Indeed, in 2017, 1,272 more black people were killed (7,851) by homicide than white people (6,579). That is simply an astounding statistic given that black people compose just 13 percent of the population. In cases where the race of both the victim and offender were known, a staggering 88.4 percent of black homicide victims were murdered by black offenders.

Also, as Manhattan Institute fellow Heather Mac Donald wrote in her must-read book, “The War on Cops,” “the statistics on the race of criminals as reported by crime victims match the arrest data.” She observes that dating back to 1978, “a study of robbery and aggravated assault in eight cities found parity between the race of assailants in victim reports and in arrests – a finding replicated many times, across a range of crimes.”

Why toss African-American crime victims overboard to placate the criminal leniency complex? They are most likely to be the victims of these proposals.

The prison population is plummeting and has been for a while, particularly among black people and younger folks entering the system. As Keith Humphreys, a noted psychiatry professor at Stanford University, observed in the Washington Post several years ago, data from the Bureau of Justice Statistic shows incarcerations of 18- and 19-year-olds has declined by 40 percent from 2003 to 2013. Last month, he noted the across-the-board decline in incarceration in recent years “with the black rate of decline outpacing that of whites.” According to Humphreys and co-author Richard Lane, “the African American male imprisonment rate has dropped by a third since its peak and is now at a level not seen since 1991. African American women’s rate of imprisonment has dropped 57 percent from its peak and is now at a 30-year low.”

Thus, the entire notion of the 1994 crime law inducing mass incarceration of blacks is refuted by the reality of the decline in black incarceration over much of the same period.

Sadly, crime is going up in many areas over recent years, and the drug trafficking is now driven by transnational gangs and cartels much more than by African-American criminals. Now is the worst time to become even more lenient in an already lenient system that is reluctant to lock people up, particularly if they are of a specific race.
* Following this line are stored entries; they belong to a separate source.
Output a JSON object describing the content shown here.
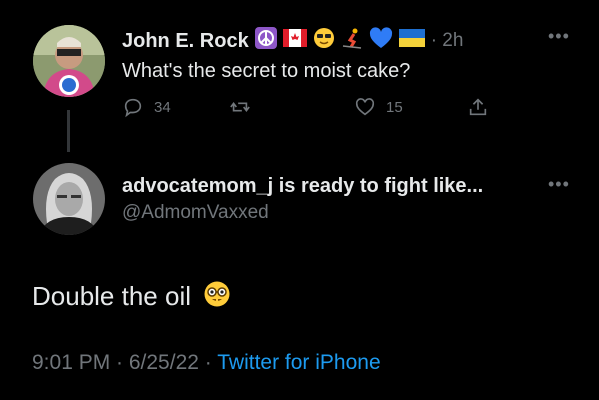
{
  "tweet": {
    "display_name": "John E. Rock",
    "name_emojis": [
      "peace-symbol-emoji",
      "canada-flag-emoji",
      "sunglasses-face-emoji",
      "skier-emoji",
      "blue-heart-emoji",
      "ukraine-flag-emoji"
    ],
    "time": "· 2h",
    "text": "What's the secret to moist cake?",
    "actions": {
      "reply_count": "34",
      "retweet_count": "",
      "like_count": "15"
    }
  },
  "reply": {
    "display_name": "advocatemom_j is ready to fight like...",
    "handle": "@AdmomVaxxed",
    "text": "Double the oil",
    "emoji": "nerd-face-emoji"
  },
  "meta": {
    "timestamp": "9:01 PM · 6/25/22 ·",
    "source": "Twitter for iPhone"
  },
  "colors": {
    "background": "#000000",
    "link": "#1d9bf0",
    "muted": "#71767b",
    "text": "#e7e9ea"
  }
}
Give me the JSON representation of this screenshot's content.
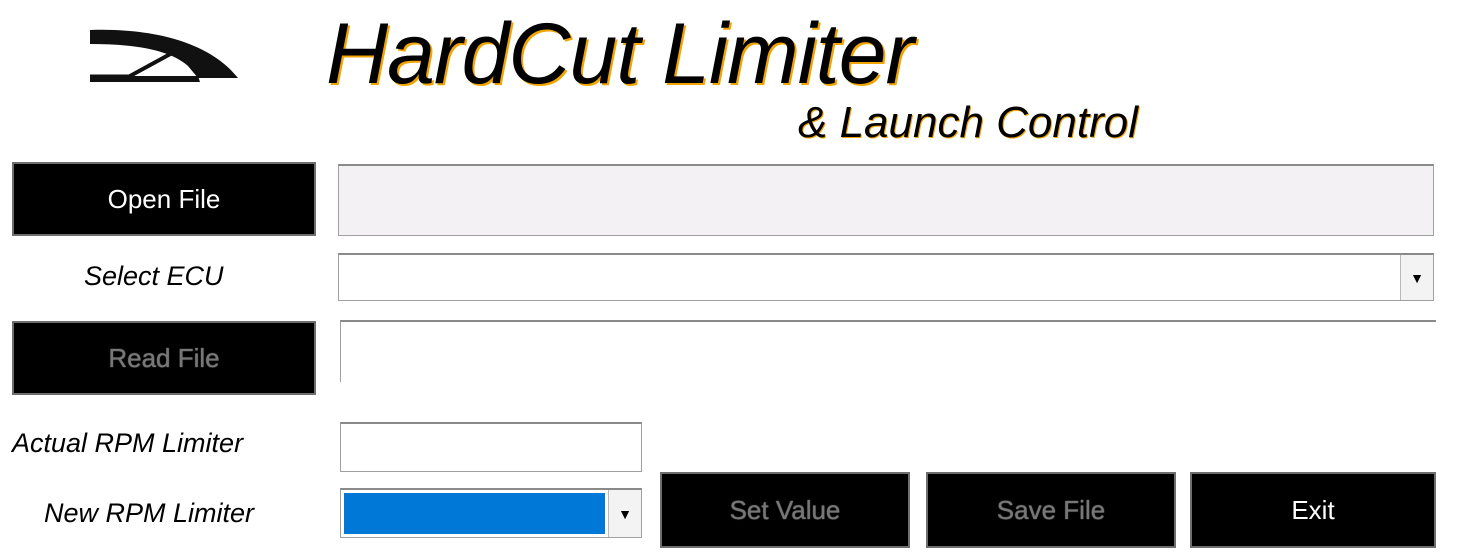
{
  "header": {
    "title": "HardCut Limiter",
    "subtitle": "& Launch Control",
    "logo_icon": "speedometer-gauge-icon"
  },
  "file": {
    "open_label": "Open File",
    "path_value": ""
  },
  "ecu": {
    "label": "Select ECU",
    "selected": ""
  },
  "read": {
    "label": "Read File",
    "output": ""
  },
  "rpm": {
    "actual_label": "Actual RPM Limiter",
    "actual_value": "",
    "new_label": "New RPM Limiter",
    "new_selected": ""
  },
  "actions": {
    "set_label": "Set Value",
    "save_label": "Save File",
    "exit_label": "Exit"
  },
  "colors": {
    "accent": "#f0a500",
    "selection": "#0078d7",
    "button_bg": "#000000"
  }
}
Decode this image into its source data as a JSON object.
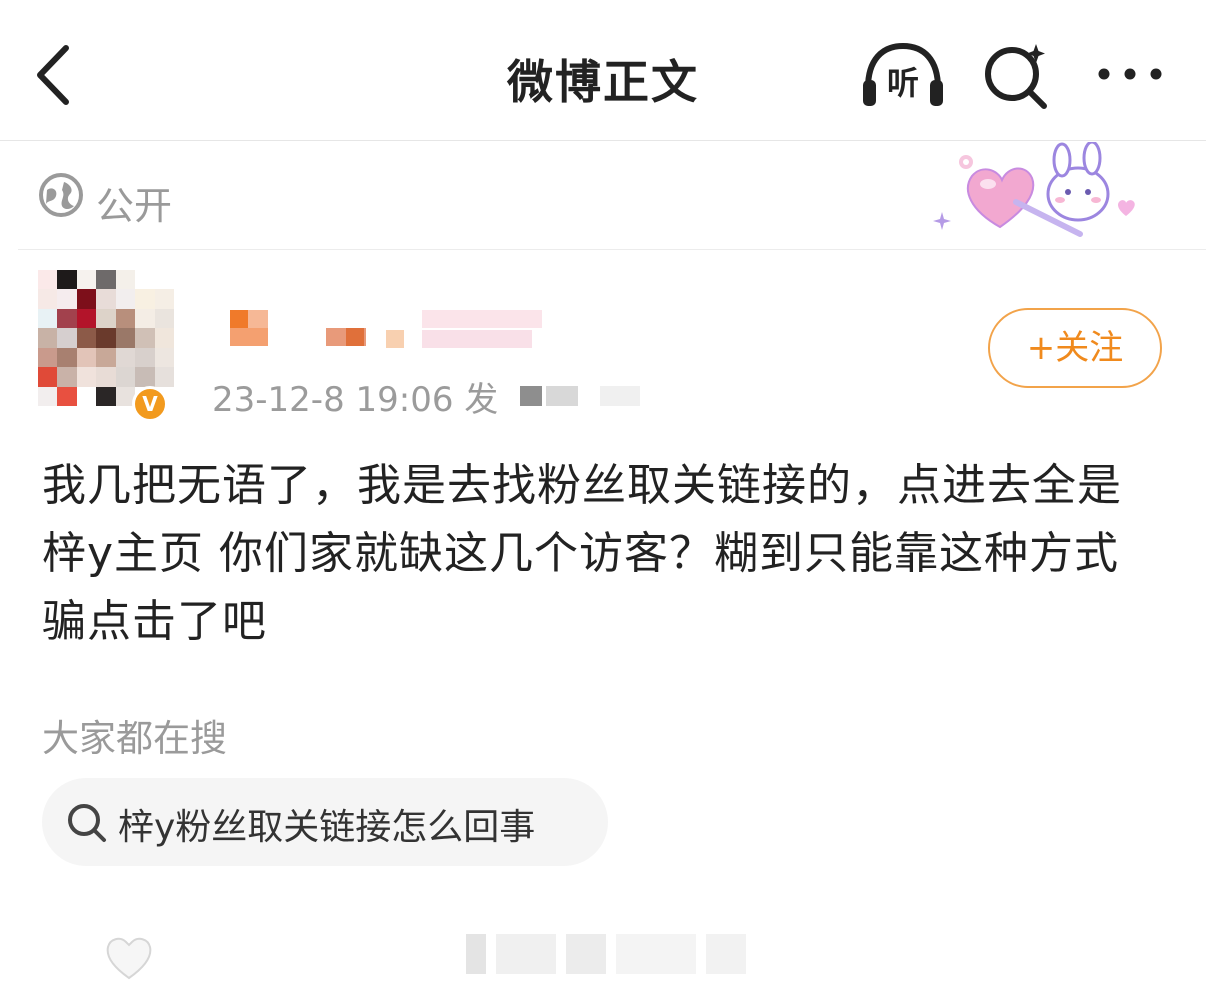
{
  "navbar": {
    "title": "微博正文",
    "listen_label": "听"
  },
  "post": {
    "visibility": "公开",
    "author": {
      "verified_badge": "V"
    },
    "meta_text": "23-12-8 19:06  发",
    "follow_label": "+关注",
    "content": "我几把无语了，我是去找粉丝取关链接的，点进去全是梓y主页 你们家就缺这几个访客？糊到只能靠这种方式骗点击了吧"
  },
  "trending": {
    "title": "大家都在搜",
    "query": "梓y粉丝取关链接怎么回事"
  },
  "icons": {
    "back": "chevron-left-icon",
    "listen": "headphones-icon",
    "search": "search-sparkle-icon",
    "more": "more-dots-icon",
    "visibility": "globe-icon",
    "like": "heart-icon"
  },
  "colors": {
    "accent_orange": "#f08a1d",
    "follow_border": "#f2a34a",
    "muted_text": "#9a9a9a",
    "chip_bg": "#f5f5f5"
  }
}
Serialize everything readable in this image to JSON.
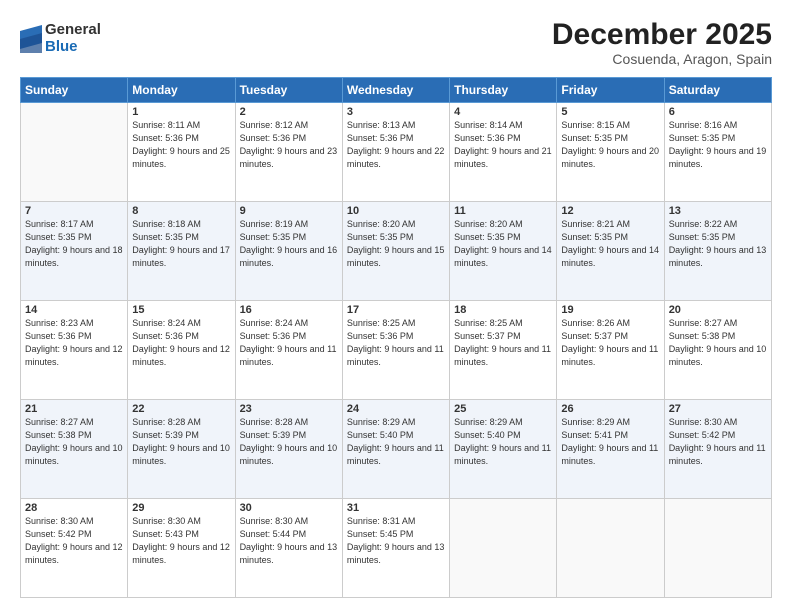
{
  "logo": {
    "general": "General",
    "blue": "Blue"
  },
  "title": "December 2025",
  "location": "Cosuenda, Aragon, Spain",
  "header_days": [
    "Sunday",
    "Monday",
    "Tuesday",
    "Wednesday",
    "Thursday",
    "Friday",
    "Saturday"
  ],
  "weeks": [
    [
      {
        "day": "",
        "info": ""
      },
      {
        "day": "1",
        "info": "Sunrise: 8:11 AM\nSunset: 5:36 PM\nDaylight: 9 hours\nand 25 minutes."
      },
      {
        "day": "2",
        "info": "Sunrise: 8:12 AM\nSunset: 5:36 PM\nDaylight: 9 hours\nand 23 minutes."
      },
      {
        "day": "3",
        "info": "Sunrise: 8:13 AM\nSunset: 5:36 PM\nDaylight: 9 hours\nand 22 minutes."
      },
      {
        "day": "4",
        "info": "Sunrise: 8:14 AM\nSunset: 5:36 PM\nDaylight: 9 hours\nand 21 minutes."
      },
      {
        "day": "5",
        "info": "Sunrise: 8:15 AM\nSunset: 5:35 PM\nDaylight: 9 hours\nand 20 minutes."
      },
      {
        "day": "6",
        "info": "Sunrise: 8:16 AM\nSunset: 5:35 PM\nDaylight: 9 hours\nand 19 minutes."
      }
    ],
    [
      {
        "day": "7",
        "info": "Sunrise: 8:17 AM\nSunset: 5:35 PM\nDaylight: 9 hours\nand 18 minutes."
      },
      {
        "day": "8",
        "info": "Sunrise: 8:18 AM\nSunset: 5:35 PM\nDaylight: 9 hours\nand 17 minutes."
      },
      {
        "day": "9",
        "info": "Sunrise: 8:19 AM\nSunset: 5:35 PM\nDaylight: 9 hours\nand 16 minutes."
      },
      {
        "day": "10",
        "info": "Sunrise: 8:20 AM\nSunset: 5:35 PM\nDaylight: 9 hours\nand 15 minutes."
      },
      {
        "day": "11",
        "info": "Sunrise: 8:20 AM\nSunset: 5:35 PM\nDaylight: 9 hours\nand 14 minutes."
      },
      {
        "day": "12",
        "info": "Sunrise: 8:21 AM\nSunset: 5:35 PM\nDaylight: 9 hours\nand 14 minutes."
      },
      {
        "day": "13",
        "info": "Sunrise: 8:22 AM\nSunset: 5:35 PM\nDaylight: 9 hours\nand 13 minutes."
      }
    ],
    [
      {
        "day": "14",
        "info": "Sunrise: 8:23 AM\nSunset: 5:36 PM\nDaylight: 9 hours\nand 12 minutes."
      },
      {
        "day": "15",
        "info": "Sunrise: 8:24 AM\nSunset: 5:36 PM\nDaylight: 9 hours\nand 12 minutes."
      },
      {
        "day": "16",
        "info": "Sunrise: 8:24 AM\nSunset: 5:36 PM\nDaylight: 9 hours\nand 11 minutes."
      },
      {
        "day": "17",
        "info": "Sunrise: 8:25 AM\nSunset: 5:36 PM\nDaylight: 9 hours\nand 11 minutes."
      },
      {
        "day": "18",
        "info": "Sunrise: 8:25 AM\nSunset: 5:37 PM\nDaylight: 9 hours\nand 11 minutes."
      },
      {
        "day": "19",
        "info": "Sunrise: 8:26 AM\nSunset: 5:37 PM\nDaylight: 9 hours\nand 11 minutes."
      },
      {
        "day": "20",
        "info": "Sunrise: 8:27 AM\nSunset: 5:38 PM\nDaylight: 9 hours\nand 10 minutes."
      }
    ],
    [
      {
        "day": "21",
        "info": "Sunrise: 8:27 AM\nSunset: 5:38 PM\nDaylight: 9 hours\nand 10 minutes."
      },
      {
        "day": "22",
        "info": "Sunrise: 8:28 AM\nSunset: 5:39 PM\nDaylight: 9 hours\nand 10 minutes."
      },
      {
        "day": "23",
        "info": "Sunrise: 8:28 AM\nSunset: 5:39 PM\nDaylight: 9 hours\nand 10 minutes."
      },
      {
        "day": "24",
        "info": "Sunrise: 8:29 AM\nSunset: 5:40 PM\nDaylight: 9 hours\nand 11 minutes."
      },
      {
        "day": "25",
        "info": "Sunrise: 8:29 AM\nSunset: 5:40 PM\nDaylight: 9 hours\nand 11 minutes."
      },
      {
        "day": "26",
        "info": "Sunrise: 8:29 AM\nSunset: 5:41 PM\nDaylight: 9 hours\nand 11 minutes."
      },
      {
        "day": "27",
        "info": "Sunrise: 8:30 AM\nSunset: 5:42 PM\nDaylight: 9 hours\nand 11 minutes."
      }
    ],
    [
      {
        "day": "28",
        "info": "Sunrise: 8:30 AM\nSunset: 5:42 PM\nDaylight: 9 hours\nand 12 minutes."
      },
      {
        "day": "29",
        "info": "Sunrise: 8:30 AM\nSunset: 5:43 PM\nDaylight: 9 hours\nand 12 minutes."
      },
      {
        "day": "30",
        "info": "Sunrise: 8:30 AM\nSunset: 5:44 PM\nDaylight: 9 hours\nand 13 minutes."
      },
      {
        "day": "31",
        "info": "Sunrise: 8:31 AM\nSunset: 5:45 PM\nDaylight: 9 hours\nand 13 minutes."
      },
      {
        "day": "",
        "info": ""
      },
      {
        "day": "",
        "info": ""
      },
      {
        "day": "",
        "info": ""
      }
    ]
  ]
}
Look no further than Baltimore to see the tragedy of pursuing racial talking points at the expense of good public policy and public safety. Back in the early 2000s, even arch-liberal Mayor Martin O’Malley understood the people wanted law and order, and he aggressively arrested criminals in the city. Since the city declared war on the cops, refused to lock up juveniles, and aggressively stigmatized incarceration of African-American criminals at all costs, things have changed. The homicide rate went from roughly 40 per 100,000 during O’Malley’s tenure to 57.8 in 2017, the highest rate in the nation and higher than that of El Salvador.

That is the legacy of the leniency complex that Trump should be against during his re-election campaign. At its core, we don’t have an incarceration problem in this country, nor do we have a “Jim Crow” justice system. We have a broken culture and family structure, widespread in but not exclusive to inner cities. It’s time to treat the ailment, not the symptoms, especially when the symptoms are “improving.” Unfortunately, black victims will be the most harmed by the dismantling of more aggressive policing, tougher sentencing, and more incarceration.

Being weak on crime hurts everyone, but disproportionately ravages African-American neighborhoods. Trump once understood this.